Aberrant
fatty acid (FA) metabolism is a hallmark of proliferating cells, including untransformed fibroblasts or
cancer cells. Lipolysis of intracellular
triglyceride (TG) stores by adipose
triglyceride lipase (ATGL) provides an important source of FAs serving as energy substrates, signaling molecules, and precursors for
membrane lipids. To investigate if ATGL-mediated lipolysis impacts cell proliferation, we modified ATGL activity in murine embryonic fibroblasts (MEFs) and in five different
cancer cell lines to determine the consequences on cell growth and metabolism.

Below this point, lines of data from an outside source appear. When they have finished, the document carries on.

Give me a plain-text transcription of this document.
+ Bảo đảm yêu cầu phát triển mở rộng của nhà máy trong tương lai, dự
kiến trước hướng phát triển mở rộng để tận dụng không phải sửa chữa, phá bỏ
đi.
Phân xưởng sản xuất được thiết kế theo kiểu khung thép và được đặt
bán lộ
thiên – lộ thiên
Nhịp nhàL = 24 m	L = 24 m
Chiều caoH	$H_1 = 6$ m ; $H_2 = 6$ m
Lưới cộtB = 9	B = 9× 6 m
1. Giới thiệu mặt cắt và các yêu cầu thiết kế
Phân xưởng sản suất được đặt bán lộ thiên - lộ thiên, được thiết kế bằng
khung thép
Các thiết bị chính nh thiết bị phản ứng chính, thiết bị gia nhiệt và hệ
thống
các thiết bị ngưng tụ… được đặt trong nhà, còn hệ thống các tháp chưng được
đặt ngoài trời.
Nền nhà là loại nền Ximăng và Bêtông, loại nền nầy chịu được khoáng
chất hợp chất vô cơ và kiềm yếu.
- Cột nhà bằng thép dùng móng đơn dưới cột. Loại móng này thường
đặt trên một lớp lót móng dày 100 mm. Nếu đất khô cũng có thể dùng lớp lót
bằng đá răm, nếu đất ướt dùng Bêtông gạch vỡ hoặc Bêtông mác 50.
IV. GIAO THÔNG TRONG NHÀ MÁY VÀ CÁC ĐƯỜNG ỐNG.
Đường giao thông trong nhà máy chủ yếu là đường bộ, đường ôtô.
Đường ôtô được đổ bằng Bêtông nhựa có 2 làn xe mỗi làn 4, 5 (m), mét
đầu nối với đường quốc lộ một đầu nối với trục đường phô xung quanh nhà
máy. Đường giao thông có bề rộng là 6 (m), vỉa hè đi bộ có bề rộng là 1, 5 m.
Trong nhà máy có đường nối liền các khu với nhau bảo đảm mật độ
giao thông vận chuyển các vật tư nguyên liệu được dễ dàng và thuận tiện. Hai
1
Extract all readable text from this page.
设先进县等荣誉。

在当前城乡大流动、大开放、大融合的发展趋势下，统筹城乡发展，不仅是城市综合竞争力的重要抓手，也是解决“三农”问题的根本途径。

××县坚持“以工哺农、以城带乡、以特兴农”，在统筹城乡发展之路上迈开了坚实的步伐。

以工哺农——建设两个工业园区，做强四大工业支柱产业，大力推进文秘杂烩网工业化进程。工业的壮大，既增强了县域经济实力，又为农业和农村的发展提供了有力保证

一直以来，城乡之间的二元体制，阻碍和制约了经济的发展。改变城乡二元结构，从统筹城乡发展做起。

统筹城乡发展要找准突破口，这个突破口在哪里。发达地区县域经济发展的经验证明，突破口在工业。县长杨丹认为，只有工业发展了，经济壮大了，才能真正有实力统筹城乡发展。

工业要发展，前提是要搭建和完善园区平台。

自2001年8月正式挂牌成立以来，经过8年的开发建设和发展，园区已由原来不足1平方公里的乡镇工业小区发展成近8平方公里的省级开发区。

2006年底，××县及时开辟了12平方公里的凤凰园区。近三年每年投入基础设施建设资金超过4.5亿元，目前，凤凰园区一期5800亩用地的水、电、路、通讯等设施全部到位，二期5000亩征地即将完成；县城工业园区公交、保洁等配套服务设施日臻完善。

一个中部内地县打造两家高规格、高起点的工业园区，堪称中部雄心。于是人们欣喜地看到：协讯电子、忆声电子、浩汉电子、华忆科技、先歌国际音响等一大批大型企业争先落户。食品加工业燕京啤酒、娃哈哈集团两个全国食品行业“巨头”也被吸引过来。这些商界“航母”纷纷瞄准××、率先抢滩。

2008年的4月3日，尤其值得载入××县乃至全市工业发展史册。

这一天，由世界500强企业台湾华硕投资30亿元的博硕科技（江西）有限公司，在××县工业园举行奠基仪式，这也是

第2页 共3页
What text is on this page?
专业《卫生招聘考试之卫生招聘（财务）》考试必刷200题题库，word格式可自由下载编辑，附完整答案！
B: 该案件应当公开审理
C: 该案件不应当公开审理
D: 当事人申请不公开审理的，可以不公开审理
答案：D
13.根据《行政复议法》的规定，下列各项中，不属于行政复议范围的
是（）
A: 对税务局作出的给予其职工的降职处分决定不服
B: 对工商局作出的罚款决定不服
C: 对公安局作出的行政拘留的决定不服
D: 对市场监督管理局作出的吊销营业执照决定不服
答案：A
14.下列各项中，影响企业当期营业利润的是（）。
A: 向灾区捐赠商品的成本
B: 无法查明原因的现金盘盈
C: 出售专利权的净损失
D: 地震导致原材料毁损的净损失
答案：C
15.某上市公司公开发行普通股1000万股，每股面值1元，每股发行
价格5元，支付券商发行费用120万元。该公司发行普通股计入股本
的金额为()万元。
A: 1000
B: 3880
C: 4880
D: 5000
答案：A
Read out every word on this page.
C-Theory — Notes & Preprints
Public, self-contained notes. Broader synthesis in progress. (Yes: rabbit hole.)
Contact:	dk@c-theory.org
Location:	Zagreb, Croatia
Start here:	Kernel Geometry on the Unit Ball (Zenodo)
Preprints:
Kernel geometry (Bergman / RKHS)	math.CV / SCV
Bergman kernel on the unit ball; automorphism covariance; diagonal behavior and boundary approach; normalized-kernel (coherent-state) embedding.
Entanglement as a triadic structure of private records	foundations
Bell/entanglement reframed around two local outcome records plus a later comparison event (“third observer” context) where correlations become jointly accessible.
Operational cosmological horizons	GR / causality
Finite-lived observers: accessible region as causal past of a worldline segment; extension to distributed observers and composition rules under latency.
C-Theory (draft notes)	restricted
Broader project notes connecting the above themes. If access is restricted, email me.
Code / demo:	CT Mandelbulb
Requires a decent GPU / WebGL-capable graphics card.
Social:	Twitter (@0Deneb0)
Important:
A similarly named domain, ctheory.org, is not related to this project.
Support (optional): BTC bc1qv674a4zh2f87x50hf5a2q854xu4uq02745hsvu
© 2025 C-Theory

Genetic or pharmacological inhibition of ATGL in MEFs causes impaired FA oxidation, decreased ROS production, and a substrate switch from FA to
glucose leading to decreased AMPK-mTOR signaling and higher cell proliferation rates. ATGL expression in these
cancer cells is low when compared to MEFs. Additional ATGL knockdown in
cancer cells did not significantly affect cellular lipid metabolism or cell proliferation whereas the ectopic overexpression of ATGL increased lipolysis and reduced proliferation. In contrast to ATGL silencing, pharmacological inhibition of ATGL by Atglistatin© impeded the proliferation of diverse
cancer cell lines, which points at an ATGL-independent effect. Our data indicate a crucial role of ATGL-mediated lipolysis in the regulation of cell proliferation. The observed low ATGL activity in
cancer cells may represent an evolutionary selection process and mechanism to sustain high cell proliferation rates. As the increasing ATGL activity decelerates proliferation of five different
cancer cell lines this may represent a novel therapeutic strategy to counteract uncontrolled cell growth.